La soprano entame alors une carrière brillante de prima donna seria (sans complètement délaisser les pages sentimentales plus légères). Elle paraît en France en concert (l'Allegemeine musikalische Zeitung en fait un commentaire enthousiaste, notamment d'une scène de Righini) et gagne l'Italie pour se produire dès la fin de l'année à Turin, dans l'Armida de Haydn et Sofonisba de Federici. L'année suivante, elle participe à une pièce de circonstance de Paisiello, avec le castrat Vellutti. Après un passage à Livourne, c'est sur la scène du San Carlo qu'elle brille, dans des pièces de Nasolini, Zingarelli, Cimarosa, De Santis, Andreozzi, Farinelli etc... Elle partage la scène avec le ténor Crivelli et le castrat Velluti, notamment, jusqu'à Aristodemo de Pavesi en 1807. Elle passe alors à Venise pour deux saisons, toujours interprète privilégiée de l'opéra séria, avant de retrouver Turin en 1809-1810, avec Nozzari et la contralto Malanotte.
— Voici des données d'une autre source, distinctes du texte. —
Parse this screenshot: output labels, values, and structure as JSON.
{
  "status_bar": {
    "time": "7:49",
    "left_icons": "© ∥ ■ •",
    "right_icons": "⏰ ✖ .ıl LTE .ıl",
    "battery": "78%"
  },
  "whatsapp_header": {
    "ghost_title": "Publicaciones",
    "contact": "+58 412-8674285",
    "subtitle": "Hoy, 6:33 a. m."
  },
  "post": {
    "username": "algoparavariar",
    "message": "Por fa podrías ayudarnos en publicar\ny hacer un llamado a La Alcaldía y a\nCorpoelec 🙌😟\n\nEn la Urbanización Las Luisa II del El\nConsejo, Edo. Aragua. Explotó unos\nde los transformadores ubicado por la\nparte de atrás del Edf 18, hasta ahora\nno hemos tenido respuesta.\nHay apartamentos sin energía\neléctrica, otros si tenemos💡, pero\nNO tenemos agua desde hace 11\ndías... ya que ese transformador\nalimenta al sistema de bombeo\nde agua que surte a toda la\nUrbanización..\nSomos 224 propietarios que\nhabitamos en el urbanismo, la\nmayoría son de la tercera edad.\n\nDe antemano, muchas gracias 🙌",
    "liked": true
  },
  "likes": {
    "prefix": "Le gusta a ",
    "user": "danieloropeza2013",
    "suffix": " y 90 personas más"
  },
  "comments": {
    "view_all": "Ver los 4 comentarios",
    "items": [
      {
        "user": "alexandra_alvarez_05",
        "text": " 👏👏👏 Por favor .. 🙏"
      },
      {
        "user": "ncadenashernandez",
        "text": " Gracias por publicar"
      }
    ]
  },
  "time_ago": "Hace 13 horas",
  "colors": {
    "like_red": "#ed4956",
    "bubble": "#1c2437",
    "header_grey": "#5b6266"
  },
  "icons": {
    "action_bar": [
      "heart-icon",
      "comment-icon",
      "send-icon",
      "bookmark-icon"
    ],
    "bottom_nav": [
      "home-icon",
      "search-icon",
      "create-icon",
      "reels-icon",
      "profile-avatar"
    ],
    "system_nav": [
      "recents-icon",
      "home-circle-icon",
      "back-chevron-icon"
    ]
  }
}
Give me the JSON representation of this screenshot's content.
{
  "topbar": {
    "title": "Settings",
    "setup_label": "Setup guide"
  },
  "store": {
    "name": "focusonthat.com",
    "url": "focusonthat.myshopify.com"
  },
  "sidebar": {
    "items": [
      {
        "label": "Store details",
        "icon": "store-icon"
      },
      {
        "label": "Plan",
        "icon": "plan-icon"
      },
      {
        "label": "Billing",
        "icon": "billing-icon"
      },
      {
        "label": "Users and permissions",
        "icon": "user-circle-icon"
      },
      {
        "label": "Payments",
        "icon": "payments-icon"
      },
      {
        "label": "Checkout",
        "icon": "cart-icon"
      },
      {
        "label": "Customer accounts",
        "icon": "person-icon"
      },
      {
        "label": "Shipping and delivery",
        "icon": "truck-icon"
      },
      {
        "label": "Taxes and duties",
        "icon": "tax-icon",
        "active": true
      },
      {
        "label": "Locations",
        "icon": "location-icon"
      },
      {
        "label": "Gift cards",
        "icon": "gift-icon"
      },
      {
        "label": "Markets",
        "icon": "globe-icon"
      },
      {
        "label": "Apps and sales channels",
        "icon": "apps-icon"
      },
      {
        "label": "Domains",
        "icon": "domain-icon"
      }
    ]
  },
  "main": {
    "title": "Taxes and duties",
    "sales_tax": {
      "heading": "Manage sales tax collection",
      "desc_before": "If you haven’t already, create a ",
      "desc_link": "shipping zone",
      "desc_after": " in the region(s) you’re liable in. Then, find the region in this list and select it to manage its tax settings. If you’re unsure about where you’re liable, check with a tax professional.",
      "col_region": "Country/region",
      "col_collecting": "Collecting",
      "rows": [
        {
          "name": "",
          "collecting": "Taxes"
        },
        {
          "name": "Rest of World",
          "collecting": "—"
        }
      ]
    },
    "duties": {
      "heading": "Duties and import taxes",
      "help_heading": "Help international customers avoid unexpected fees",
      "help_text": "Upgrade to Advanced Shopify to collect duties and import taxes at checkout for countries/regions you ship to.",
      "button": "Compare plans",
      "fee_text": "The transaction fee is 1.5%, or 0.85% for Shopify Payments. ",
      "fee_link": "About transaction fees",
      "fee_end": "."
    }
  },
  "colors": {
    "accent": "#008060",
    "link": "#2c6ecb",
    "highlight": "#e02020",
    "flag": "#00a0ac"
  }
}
En 1810, Correa retrouve Garcia à Paris, au théâtre des Italiens, où elle débute dans La Vedova cappricciosa de Guglielmi, mais ne remporte pas le succès escompté.
La soprano paraît ensuite à Milan, cette fois-ci dans des comédies comme I Pretendenti delusi de G. Mosca, mais aussi des pièces sérieuses dont Aureliano in Palmira du jeune Rossini, en 1813, et des opéras de Mayr, etc. Elle reprend aussi la Zerline de Mozart ou la Rosine de Paisiello. On l'entend encore à Turin, Milan, comme dans La Chiarina de G. Farinelli, en 1816. En 1818-19, la soprano rentre à Madrid pour y répandre la ferveur rossinienne.
En 1831, Lorenza Correa reçoit une pension de la couronne d'Espagne. Elle avait pourtant tout fait pour éviter de se rendre à Madrid, où elle était convoquée en 1815, avec le retour à la monarchie et à une administration des spectacles très stricte et contraignante envers les artistes. Elle retourne sans doute en Espagne au cours des années 1820, cependant.
Dans sa Vie de Rossini, Stendhal la décrit avec enthousiasme comme « une des plus belles voix de femme qui aient paru depuis quarante ans ». Dans ses Voyages en Italie, il la juge « égale, si ce n'est supérieure à la Catalani ». Sa renommée était déjà suffisamment importante en Espagne pour que Goya en laisse un beau portrait, peint vers 1800 et conservé au Louvre. Elle est l'une des meilleures cantatrices du tournant du siècle, brillante virtuose assurément. La partition du Merope de Nasolini qu'elle interprète à Naples en 1806 est hérissée d'ornements suraigus, dans le goût de la fin du XVIIIe siècle.